Surely she had to be.
“THEN COORDINATE ALL FORCES ON-SITE, ESTABLISH A NOOSE AROUND THAT ISLAND. HUNT FOR THOSE WHO ASSAULTED THE STATION.”
“And if they’re found?”
He was given very specific instructions, ending with, “PETRA WILL TAKE MATTERS IN HAND FROM THERE. SHE KNOWS WHAT IS NEEDED.”
He swallowed hard, feeling demoted—but he dared not complain.
And in the end, maybe it was better not to know.
July 3, 4:44 A.M. Gulf Standard Time
Off the coast of Dubai
Gray raced the jet boat as the island tore itself apart around him.
The sinking platform, twisted by tidal currents and punched from below by partially intact pylons, broke into smaller sections. Suddenly unmoored and top-heavy, those pieces began to topple and capsize, dropping buildings, spires, and scaffolding all around them.
Gray tried to avoid the worst of that roiling gristmill, flying at full throttle.

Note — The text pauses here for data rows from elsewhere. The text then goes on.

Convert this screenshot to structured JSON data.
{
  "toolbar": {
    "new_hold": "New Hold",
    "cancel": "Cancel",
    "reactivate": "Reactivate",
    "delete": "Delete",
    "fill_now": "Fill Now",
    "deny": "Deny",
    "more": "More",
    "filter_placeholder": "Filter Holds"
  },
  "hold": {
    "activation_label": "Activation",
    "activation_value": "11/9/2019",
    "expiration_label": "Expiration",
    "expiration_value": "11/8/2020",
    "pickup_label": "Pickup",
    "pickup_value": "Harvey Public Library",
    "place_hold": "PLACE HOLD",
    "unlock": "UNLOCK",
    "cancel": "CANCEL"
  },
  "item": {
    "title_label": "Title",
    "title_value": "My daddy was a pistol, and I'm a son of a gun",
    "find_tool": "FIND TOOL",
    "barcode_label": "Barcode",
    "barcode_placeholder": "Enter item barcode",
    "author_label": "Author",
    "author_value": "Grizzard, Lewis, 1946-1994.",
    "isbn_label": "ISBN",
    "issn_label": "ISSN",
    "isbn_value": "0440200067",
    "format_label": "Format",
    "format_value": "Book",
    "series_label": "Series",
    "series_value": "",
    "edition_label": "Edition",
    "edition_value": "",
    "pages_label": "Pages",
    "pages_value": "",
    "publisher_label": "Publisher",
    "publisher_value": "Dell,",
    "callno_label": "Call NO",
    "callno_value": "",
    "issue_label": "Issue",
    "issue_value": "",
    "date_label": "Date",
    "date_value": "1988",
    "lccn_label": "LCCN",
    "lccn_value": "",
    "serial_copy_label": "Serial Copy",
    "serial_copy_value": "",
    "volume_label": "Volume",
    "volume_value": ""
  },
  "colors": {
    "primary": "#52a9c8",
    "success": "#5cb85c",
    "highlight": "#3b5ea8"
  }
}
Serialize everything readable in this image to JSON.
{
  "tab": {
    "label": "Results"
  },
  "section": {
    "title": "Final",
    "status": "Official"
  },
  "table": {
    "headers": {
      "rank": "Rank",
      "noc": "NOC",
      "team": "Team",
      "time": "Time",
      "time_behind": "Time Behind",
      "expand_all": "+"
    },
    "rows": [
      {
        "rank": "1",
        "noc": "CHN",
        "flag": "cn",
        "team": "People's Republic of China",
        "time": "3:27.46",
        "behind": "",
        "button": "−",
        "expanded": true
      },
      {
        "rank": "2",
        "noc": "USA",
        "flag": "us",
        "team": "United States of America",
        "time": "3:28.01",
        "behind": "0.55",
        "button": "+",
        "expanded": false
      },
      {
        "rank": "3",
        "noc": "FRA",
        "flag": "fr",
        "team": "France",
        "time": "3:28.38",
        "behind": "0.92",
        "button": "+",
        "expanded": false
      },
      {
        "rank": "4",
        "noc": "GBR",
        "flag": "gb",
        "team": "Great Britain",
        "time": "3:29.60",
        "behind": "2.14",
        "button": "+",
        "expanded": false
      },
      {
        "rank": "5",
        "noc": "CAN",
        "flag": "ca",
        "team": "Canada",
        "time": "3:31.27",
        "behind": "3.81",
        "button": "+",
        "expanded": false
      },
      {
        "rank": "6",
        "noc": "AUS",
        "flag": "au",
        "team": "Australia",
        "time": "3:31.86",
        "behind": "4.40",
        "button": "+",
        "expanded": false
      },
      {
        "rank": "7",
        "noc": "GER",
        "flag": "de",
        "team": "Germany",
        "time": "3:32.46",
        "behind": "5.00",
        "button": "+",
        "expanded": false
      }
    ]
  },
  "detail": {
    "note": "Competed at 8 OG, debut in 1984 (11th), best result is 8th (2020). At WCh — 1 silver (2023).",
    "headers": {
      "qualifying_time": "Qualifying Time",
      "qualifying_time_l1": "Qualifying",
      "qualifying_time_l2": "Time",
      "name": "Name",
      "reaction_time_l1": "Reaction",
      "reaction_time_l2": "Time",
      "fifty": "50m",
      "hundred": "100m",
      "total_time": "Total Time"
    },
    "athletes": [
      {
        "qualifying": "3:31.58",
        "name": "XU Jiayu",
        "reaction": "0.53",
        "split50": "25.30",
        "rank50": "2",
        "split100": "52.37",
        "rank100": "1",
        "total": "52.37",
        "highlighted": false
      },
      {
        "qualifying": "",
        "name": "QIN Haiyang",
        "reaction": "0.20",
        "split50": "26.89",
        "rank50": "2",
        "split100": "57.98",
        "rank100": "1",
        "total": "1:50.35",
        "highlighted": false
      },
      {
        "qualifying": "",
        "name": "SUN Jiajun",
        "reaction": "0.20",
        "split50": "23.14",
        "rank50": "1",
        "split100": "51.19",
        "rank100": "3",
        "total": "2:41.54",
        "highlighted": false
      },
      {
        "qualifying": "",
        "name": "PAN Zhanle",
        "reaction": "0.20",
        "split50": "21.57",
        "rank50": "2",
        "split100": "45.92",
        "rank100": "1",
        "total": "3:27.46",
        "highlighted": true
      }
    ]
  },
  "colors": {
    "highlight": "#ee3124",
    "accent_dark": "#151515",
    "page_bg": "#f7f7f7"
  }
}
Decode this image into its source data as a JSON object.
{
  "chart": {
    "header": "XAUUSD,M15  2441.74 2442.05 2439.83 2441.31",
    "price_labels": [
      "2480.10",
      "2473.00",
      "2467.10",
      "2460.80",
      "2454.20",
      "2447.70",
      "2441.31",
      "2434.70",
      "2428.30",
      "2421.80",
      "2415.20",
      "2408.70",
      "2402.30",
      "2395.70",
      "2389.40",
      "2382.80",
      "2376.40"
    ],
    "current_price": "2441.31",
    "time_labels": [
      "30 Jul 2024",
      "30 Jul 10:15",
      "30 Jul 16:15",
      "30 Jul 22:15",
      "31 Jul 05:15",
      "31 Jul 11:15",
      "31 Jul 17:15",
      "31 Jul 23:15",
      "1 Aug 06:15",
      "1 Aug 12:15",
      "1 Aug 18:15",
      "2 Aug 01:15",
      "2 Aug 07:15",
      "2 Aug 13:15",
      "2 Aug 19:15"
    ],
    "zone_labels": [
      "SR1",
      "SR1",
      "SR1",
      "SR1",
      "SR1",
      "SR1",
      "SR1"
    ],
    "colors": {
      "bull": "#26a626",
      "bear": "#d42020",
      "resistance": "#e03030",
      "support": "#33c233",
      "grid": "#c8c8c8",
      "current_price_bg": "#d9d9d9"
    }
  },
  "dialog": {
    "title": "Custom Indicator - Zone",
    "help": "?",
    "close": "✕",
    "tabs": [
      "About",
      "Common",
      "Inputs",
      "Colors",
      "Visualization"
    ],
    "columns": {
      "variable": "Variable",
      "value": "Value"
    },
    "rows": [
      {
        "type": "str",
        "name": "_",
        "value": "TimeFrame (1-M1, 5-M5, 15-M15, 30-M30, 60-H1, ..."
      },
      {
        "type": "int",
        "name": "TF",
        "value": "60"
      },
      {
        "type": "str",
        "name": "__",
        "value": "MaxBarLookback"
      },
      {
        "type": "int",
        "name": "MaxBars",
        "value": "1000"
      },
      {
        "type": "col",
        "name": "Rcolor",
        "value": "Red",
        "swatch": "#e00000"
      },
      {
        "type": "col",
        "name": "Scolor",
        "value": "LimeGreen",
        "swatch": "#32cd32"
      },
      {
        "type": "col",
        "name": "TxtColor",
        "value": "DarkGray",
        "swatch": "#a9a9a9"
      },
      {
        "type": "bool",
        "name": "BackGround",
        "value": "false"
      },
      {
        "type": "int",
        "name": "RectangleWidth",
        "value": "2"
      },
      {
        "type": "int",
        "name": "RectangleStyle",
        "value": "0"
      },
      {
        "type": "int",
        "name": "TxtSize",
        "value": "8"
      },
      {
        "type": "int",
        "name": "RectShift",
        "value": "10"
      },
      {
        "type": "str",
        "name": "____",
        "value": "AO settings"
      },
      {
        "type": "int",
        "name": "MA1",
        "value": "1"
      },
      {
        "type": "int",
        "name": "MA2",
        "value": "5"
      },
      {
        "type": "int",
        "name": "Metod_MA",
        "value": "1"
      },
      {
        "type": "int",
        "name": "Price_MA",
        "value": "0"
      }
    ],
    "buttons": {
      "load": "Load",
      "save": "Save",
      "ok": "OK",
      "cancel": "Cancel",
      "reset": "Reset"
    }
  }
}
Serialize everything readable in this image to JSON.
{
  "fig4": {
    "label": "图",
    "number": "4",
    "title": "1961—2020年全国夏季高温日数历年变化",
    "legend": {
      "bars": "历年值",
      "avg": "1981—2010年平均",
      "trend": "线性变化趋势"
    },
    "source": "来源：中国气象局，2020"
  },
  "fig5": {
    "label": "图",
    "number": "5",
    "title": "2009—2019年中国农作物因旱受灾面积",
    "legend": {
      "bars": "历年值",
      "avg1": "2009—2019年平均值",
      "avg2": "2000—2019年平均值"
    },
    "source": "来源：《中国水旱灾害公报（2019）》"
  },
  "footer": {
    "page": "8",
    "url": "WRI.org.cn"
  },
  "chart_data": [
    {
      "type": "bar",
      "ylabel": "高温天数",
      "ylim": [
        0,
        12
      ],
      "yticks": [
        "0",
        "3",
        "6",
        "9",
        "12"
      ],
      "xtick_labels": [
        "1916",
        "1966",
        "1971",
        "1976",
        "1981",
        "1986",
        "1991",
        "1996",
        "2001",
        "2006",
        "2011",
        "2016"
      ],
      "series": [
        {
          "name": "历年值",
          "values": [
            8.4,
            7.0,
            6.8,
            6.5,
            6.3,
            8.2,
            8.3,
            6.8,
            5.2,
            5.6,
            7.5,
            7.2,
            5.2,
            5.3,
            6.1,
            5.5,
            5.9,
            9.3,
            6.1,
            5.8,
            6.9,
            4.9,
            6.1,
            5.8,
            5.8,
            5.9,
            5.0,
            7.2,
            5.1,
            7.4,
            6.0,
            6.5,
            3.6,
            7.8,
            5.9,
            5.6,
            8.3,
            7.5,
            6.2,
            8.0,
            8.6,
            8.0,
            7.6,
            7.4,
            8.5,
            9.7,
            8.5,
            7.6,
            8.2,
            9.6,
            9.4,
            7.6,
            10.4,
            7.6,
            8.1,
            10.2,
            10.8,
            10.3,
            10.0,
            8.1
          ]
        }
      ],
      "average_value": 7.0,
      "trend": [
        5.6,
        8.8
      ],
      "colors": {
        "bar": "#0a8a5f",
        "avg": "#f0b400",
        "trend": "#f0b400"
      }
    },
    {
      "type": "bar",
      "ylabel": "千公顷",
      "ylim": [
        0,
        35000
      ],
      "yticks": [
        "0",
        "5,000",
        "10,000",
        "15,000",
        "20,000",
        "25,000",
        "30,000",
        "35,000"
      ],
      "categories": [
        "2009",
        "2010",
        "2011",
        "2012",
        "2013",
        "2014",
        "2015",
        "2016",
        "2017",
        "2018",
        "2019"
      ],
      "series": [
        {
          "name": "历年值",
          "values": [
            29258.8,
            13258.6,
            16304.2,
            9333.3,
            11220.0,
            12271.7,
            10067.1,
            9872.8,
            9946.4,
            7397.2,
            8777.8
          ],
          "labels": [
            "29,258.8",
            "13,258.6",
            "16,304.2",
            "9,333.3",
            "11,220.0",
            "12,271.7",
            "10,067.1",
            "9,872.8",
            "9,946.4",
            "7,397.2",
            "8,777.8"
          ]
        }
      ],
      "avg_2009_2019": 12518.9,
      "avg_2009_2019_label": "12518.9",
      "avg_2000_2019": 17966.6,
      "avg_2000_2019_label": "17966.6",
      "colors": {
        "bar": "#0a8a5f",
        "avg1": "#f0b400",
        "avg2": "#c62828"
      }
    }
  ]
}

Still, more towers fell. Walls tore apart with explosive retorts. Windows shattered in showering bursts.
Floating debris choked their path, growing more treacherous by the minute. Gray jigged and jagged his way through the worst of it. The boat’s resilient carbon-fiber hull took care of the rest.
He needed a way out to open water, but rubble and ruin seemed to block him at every turn.
“Gray!” Seichan clutched harder to a brace.
“I see it.”
Ahead, a huge cross-section of a spire under construction—nothing more than a frame of iron—broke loose, hit a condominium tower, then rolled in their direction. Like some coin in a pachinko machine, it bounced and crashed toward them.
Kowalski swore coarsely.
A sentiment shared by all.
There was no way past it, and Gray had only seconds to act.
He sought the only cover available—but it would be tight.
He swung the jet boat to the right, spun the craft 180 degrees, and slammed it sideways under the protruding upper-story balcony of a sunken building. The tumbling monstrosity of iron clattered over them—then bounced away.
“Nice job parallel-parking,” Kowalski commented.
With a blast of the jets, Gray blew the boat back out of the shelter.
He turned, dug in, and sped for the distant glimmer of open water.
But even that path was closing.
Ahead, two residential towers leaned drunkenly against each other. The one to the right crumbled against its partner, dropping slowly, raining broken glass and debris.
“Go for it,” Seichan said.
Gray had no choice. He gunned the engine, firing the jets behind him into a roar. The boat blasted away like a rocket, striving to duck under that lowering guillotine of steel, concrete, and glass.
Kowalski curled over Amanda, whom he cradled on his lap. “I can’t watch.”
Seichan reached over and gripped Gray’s forearm.
Tucker braced his legs against the back of the captain’s seat.
Only one crew member had a different assessment.
Kane came forward, tucked under Seichan’s arm, and jumped up to bring his nose into the wind. His tail wagged fiercely, striking Gray in the shoulder.